Costa Rica is a small country that represents only .03% of total world land mass yet contains 5% of the worlds biodiversity. It is a country that has more than 25% of it’s national territory under some form of protection yet the waters that border the country have been largely neglected with less than one percent being regulated under some form of protective category.
The marine ecosystems of the Osa Peninsula have been effected by this lack of protection and are critically threatened by a number of factors; overfishing, unplanned coastal development, population increase, coastal and marine pollution, severe lack of conservation awareness, viable economic activities, etc.
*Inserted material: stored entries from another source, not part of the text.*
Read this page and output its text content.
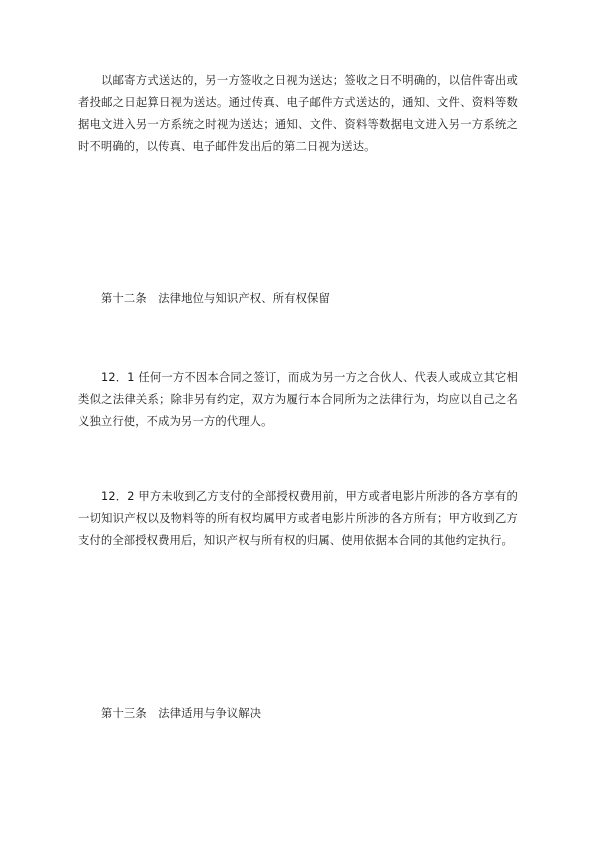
以邮寄方式送达的，另一方签收之日视为送达；签收之日不明确的，以信件寄出或者投邮之日起算日视为送达。通过传真、电子邮件方式送达的，通知、文件、资料等数据电文进入另一方系统之时视为送达；通知、文件、资料等数据电文进入另一方系统之时不明确的，以传真、电子邮件发出后的第二日视为送达。

第十二条　法律地位与知识产权、所有权保留

12．1 任何一方不因本合同之签订，而成为另一方之合伙人、代表人或成立其它相类似之法律关系；除非另有约定，双方为履行本合同所为之法律行为，均应以自己之名义独立行使，不成为另一方的代理人。

12．2 甲方未收到乙方支付的全部授权费用前，甲方或者电影片所涉的各方享有的一切知识产权以及物料等的所有权均属甲方或者电影片所涉的各方所有；甲方收到乙方支付的全部授权费用后，知识产权与所有权的归属、使用依据本合同的其他约定执行。

第十三条　法律适用与争议解决
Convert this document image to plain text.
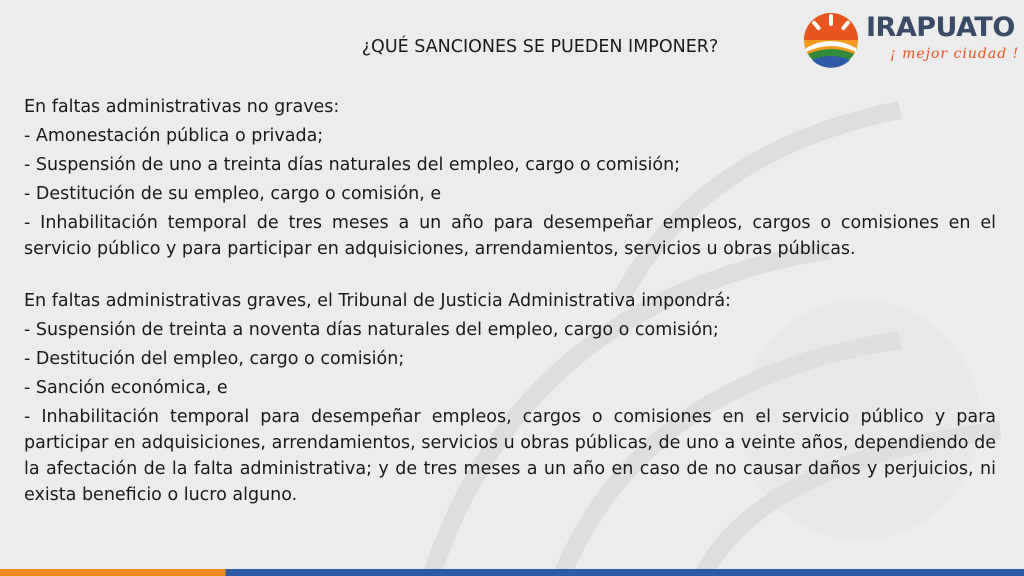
IRAPUATO
¡ mejor ciudad !

¿QUÉ SANCIONES SE PUEDEN IMPONER?

En faltas administrativas no graves:

- Amonestación pública o privada;

- Suspensión de uno a treinta días naturales del empleo, cargo o comisión;

- Destitución de su empleo, cargo o comisión, e

- Inhabilitación temporal de tres meses a un año para desempeñar empleos, cargos o comisiones en el servicio público y para participar en adquisiciones, arrendamientos, servicios u obras públicas.

En faltas administrativas graves, el Tribunal de Justicia Administrativa impondrá:

- Suspensión de treinta a noventa días naturales del empleo, cargo o comisión;

- Destitución del empleo, cargo o comisión;

- Sanción económica, e

- Inhabilitación temporal para desempeñar empleos, cargos o comisiones en el servicio público y para participar en adquisiciones, arrendamientos, servicios u obras públicas, de uno a veinte años, dependiendo de la afectación de la falta administrativa; y de tres meses a un año en caso de no causar daños y perjuicios, ni exista beneficio o lucro alguno.
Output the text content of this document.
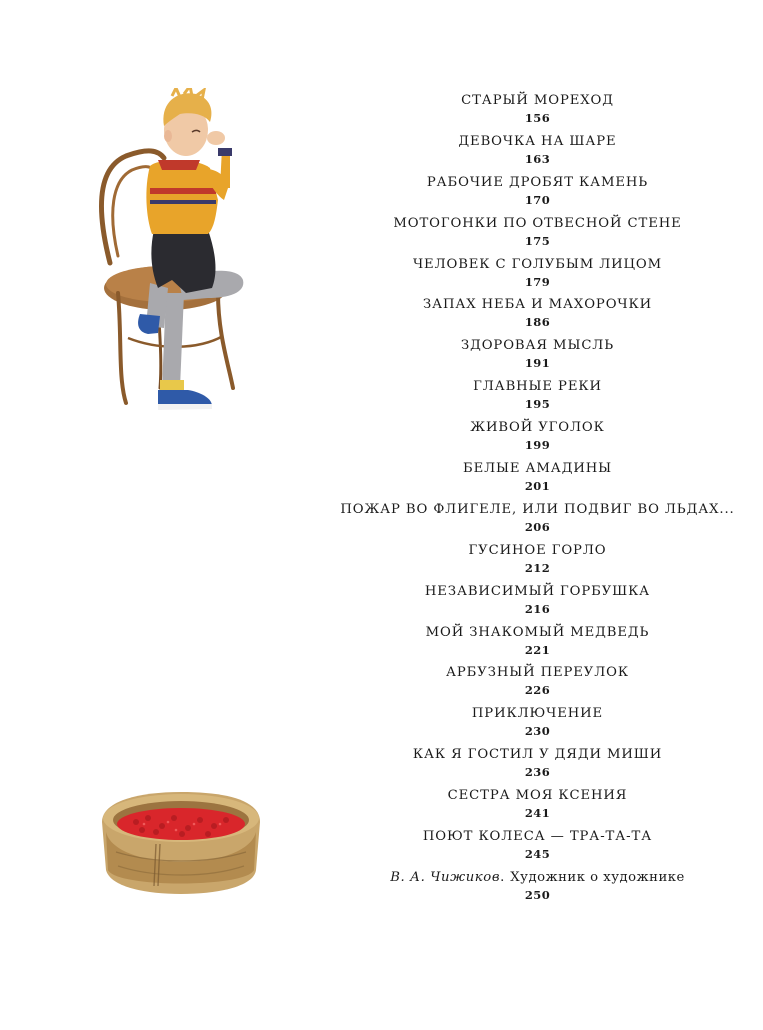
СТАРЫЙ МОРЕХОД
156
ДЕВОЧКА НА ШАРЕ
163
РАБОЧИЕ ДРОБЯТ КАМЕНЬ
170
МОТОГОНКИ ПО ОТВЕСНОЙ СТЕНЕ
175
ЧЕЛОВЕК С ГОЛУБЫМ ЛИЦОМ
179
ЗАПАХ НЕБА И МАХОРОЧКИ
186
ЗДОРОВАЯ МЫСЛЬ
191
ГЛАВНЫЕ РЕКИ
195
ЖИВОЙ УГОЛОК
199
БЕЛЫЕ АМАДИНЫ
201
ПОЖАР ВО ФЛИГЕЛЕ, ИЛИ ПОДВИГ ВО ЛЬДАХ...
206
ГУСИНОЕ ГОРЛО
212
НЕЗАВИСИМЫЙ ГОРБУШКА
216
МОЙ ЗНАКОМЫЙ МЕДВЕДЬ
221
АРБУЗНЫЙ ПЕРЕУЛОК
226
ПРИКЛЮЧЕНИЕ
230
КАК Я ГОСТИЛ У ДЯДИ МИШИ
236
СЕСТРА МОЯ КСЕНИЯ
241
ПОЮТ КОЛЕСА — ТРА-ТА-ТА
245
В. А. Чижиков. Художник о художнике
250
However, over the last two years the conversation about marine conservation has increased and government and non-government organizations are now talking in the same language. This conversation is also happening in coastal communities that depend on the ocean for their livelihoods. New programs and small businesses focused on sustainable marine tourism, which in the past were scarce, are now becoming the norm.
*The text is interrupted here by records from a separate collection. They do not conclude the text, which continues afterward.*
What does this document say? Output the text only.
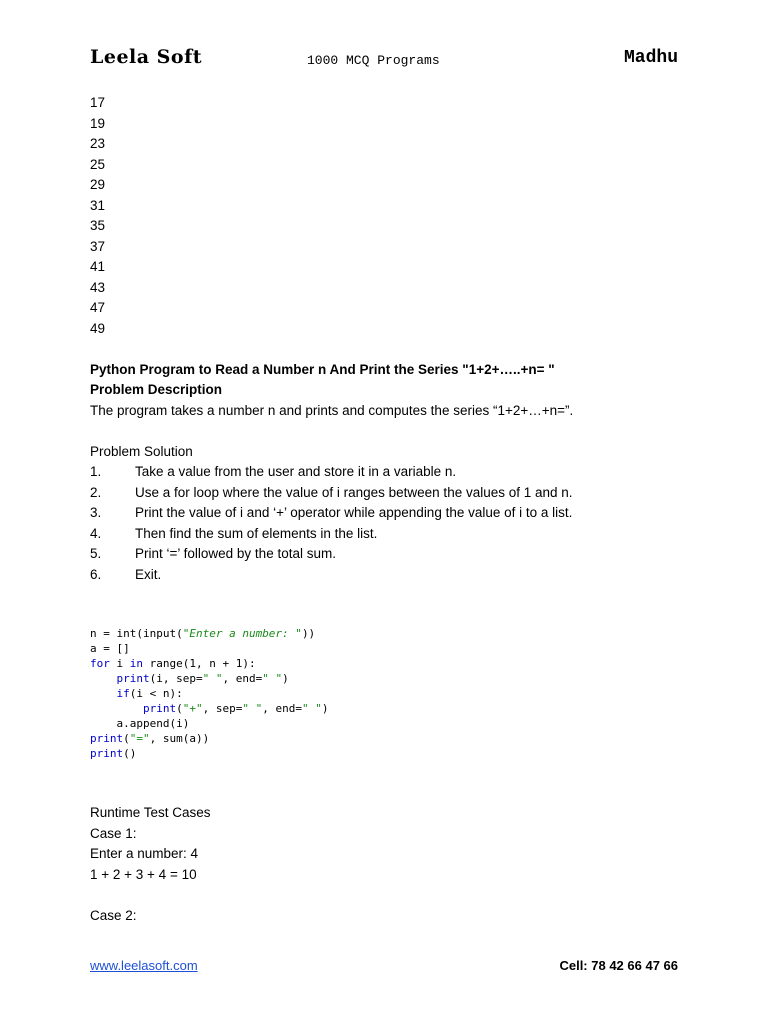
Leela Soft	1000 MCQ Programs	Madhu
17
19
23
25
29
31
35
37
41
43
47
49
Python Program to Read a Number n And Print the Series "1+2+…..+n= "
Problem Description
The program takes a number n and prints and computes the series “1+2+…+n=”.
Problem Solution
1. Take a value from the user and store it in a variable n.
2. Use a for loop where the value of i ranges between the values of 1 and n.
3. Print the value of i and ‘+’ operator while appending the value of i to a list.
4. Then find the sum of elements in the list.
5. Print ‘=’ followed by the total sum.
6. Exit.
n = int(input("Enter a number: "))
a = []
for i in range(1, n + 1):
print(i, sep=" ", end=" ")
if(i < n):
print("+", sep=" ", end=" ")
a.append(i)
print("=", sum(a))
print()
Runtime Test Cases
Case 1:
Enter a number: 4
1 + 2 + 3 + 4 = 10
Case 2:
www.leelasoft.com	Cell: 78 42 66 47 66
Donations from aid agencies to help Costa Rica protect its Pacific waters have been made and Costa Rica Universities are working with government organizations on monitoring studies and marine ecosystem analysis. Costa Rica pioneered the modern eco-tourism sector by taking smart steps in land conservation and now they have the opportunity to do the same with their oceans. Once Costa Rica combines the land-sea conservation model they could very well become the world leader in conservation.